Security Operations Center (SOC) Analyst/Operator
Job Category: Information Technology
Job Type: Full Time
Company Name: PTCL
Posted On: 02 August, 2012
Last Date to apply: 30 September, 2012
The job involves performing basic analysis and correlation on collected events, escalating events to respective members within systems and network administration teams, provide support/assistance services for raised issues via phone and assisting other SOC members by managing information from monitored security controls.
1. Responsible for maintaining the Security Information & Events Management (SIEM) solution components for high availability.
2. Scrutiny of log files including forensic investigation of systems and applications files.
3. Configure asset/log connectors and collectors and fine tune their volume and logging levels.

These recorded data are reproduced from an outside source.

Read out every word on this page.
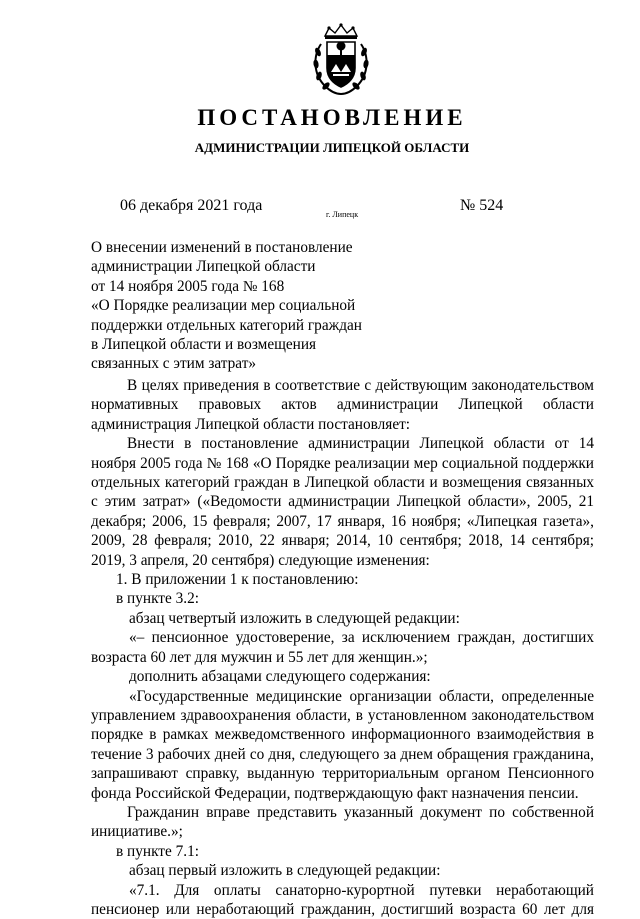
ПОСТАНОВЛЕНИЕ
АДМИНИСТРАЦИИ ЛИПЕЦКОЙ ОБЛАСТИ
06 декабря 2021 года
г. Липецк
№ 524
О внесении изменений в постановление
администрации Липецкой области
от 14 ноября 2005 года № 168
«О Порядке реализации мер социальной
поддержки отдельных категорий граждан
в Липецкой области и возмещения
связанных с этим затрат»

В целях приведения в соответствие с действующим законодательством нормативных правовых актов администрации Липецкой области администрация Липецкой области постановляет:

Внести в постановление администрации Липецкой области от 14 ноября 2005 года № 168 «О Порядке реализации мер социальной поддержки отдельных категорий граждан в Липецкой области и возмещения связанных с этим затрат» («Ведомости администрации Липецкой области», 2005, 21 декабря; 2006, 15 февраля; 2007, 17 января, 16 ноября; «Липецкая газета», 2009, 28 февраля; 2010, 22 января; 2014, 10 сентября; 2018, 14 сентября; 2019, 3 апреля, 20 сентября) следующие изменения:

1. В приложении 1 к постановлению:

в пункте 3.2:

абзац четвертый изложить в следующей редакции:

«– пенсионное удостоверение, за исключением граждан, достигших возраста 60 лет для мужчин и 55 лет для женщин.»;

дополнить абзацами следующего содержания:

«Государственные медицинские организации области, определенные управлением здравоохранения области, в установленном законодательством порядке в рамках межведомственного информационного взаимодействия в течение 3 рабочих дней со дня, следующего за днем обращения гражданина, запрашивают справку, выданную территориальным органом Пенсионного фонда Российской Федерации, подтверждающую факт назначения пенсии.

Гражданин вправе представить указанный документ по собственной инициативе.»;

в пункте 7.1:

абзац первый изложить в следующей редакции:

«7.1. Для оплаты санаторно-курортной путевки неработающий пенсионер или неработающий гражданин, достигший возраста 60 лет для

4. Generate incident and statistical reports and provide lessons learnt analysis.
5. Accountable for carrying out SOC activities as per defined SOPs and policies/procedures.
6. Must poses good understanding of common network services (e.g. web, mail, FTP, etc), network/systems vulnerabilities and network attack tools/vectors.
7. Experienced with regular expressions writing to develop effective correlation rules.
8. Experienced with various UNIX systems administration tasks and knowledgeable of Windows servers applications (e.g. Active Director, Exchange, SharePoint, ISA, etc).
9. Strong analytical, troubleshooting and problem solving skills are required to handle incident response tactics.
10. Willing to work in shifts covering 24/7/365.
11. Poses strong multitasking and triage (categorize, prioritize and assign) skills to handle multiple incident investigations.
12. Minimum 3 years extensive hands on experience with either operating systems (Windows/Unix) and/or network devices (routers, switches and firewalls).
13. Candidates holding CERT Computer Security Incident Handler (CSIH) certification will be highly considered.
1. Candidates with previous experience in ArcSight and/or Envision SIEM solutions are preferred.
2. 5 years or more hands on experience with either operating systems (Windows/Unix) and/or network devices (routers, switches and firewalls).
3. Masters degree in Information Security and/or Computer Science from a reputable university.
4. Holds one or more security certifications such as CISSP, CISA, CCSP, CEH, CHFI, etc.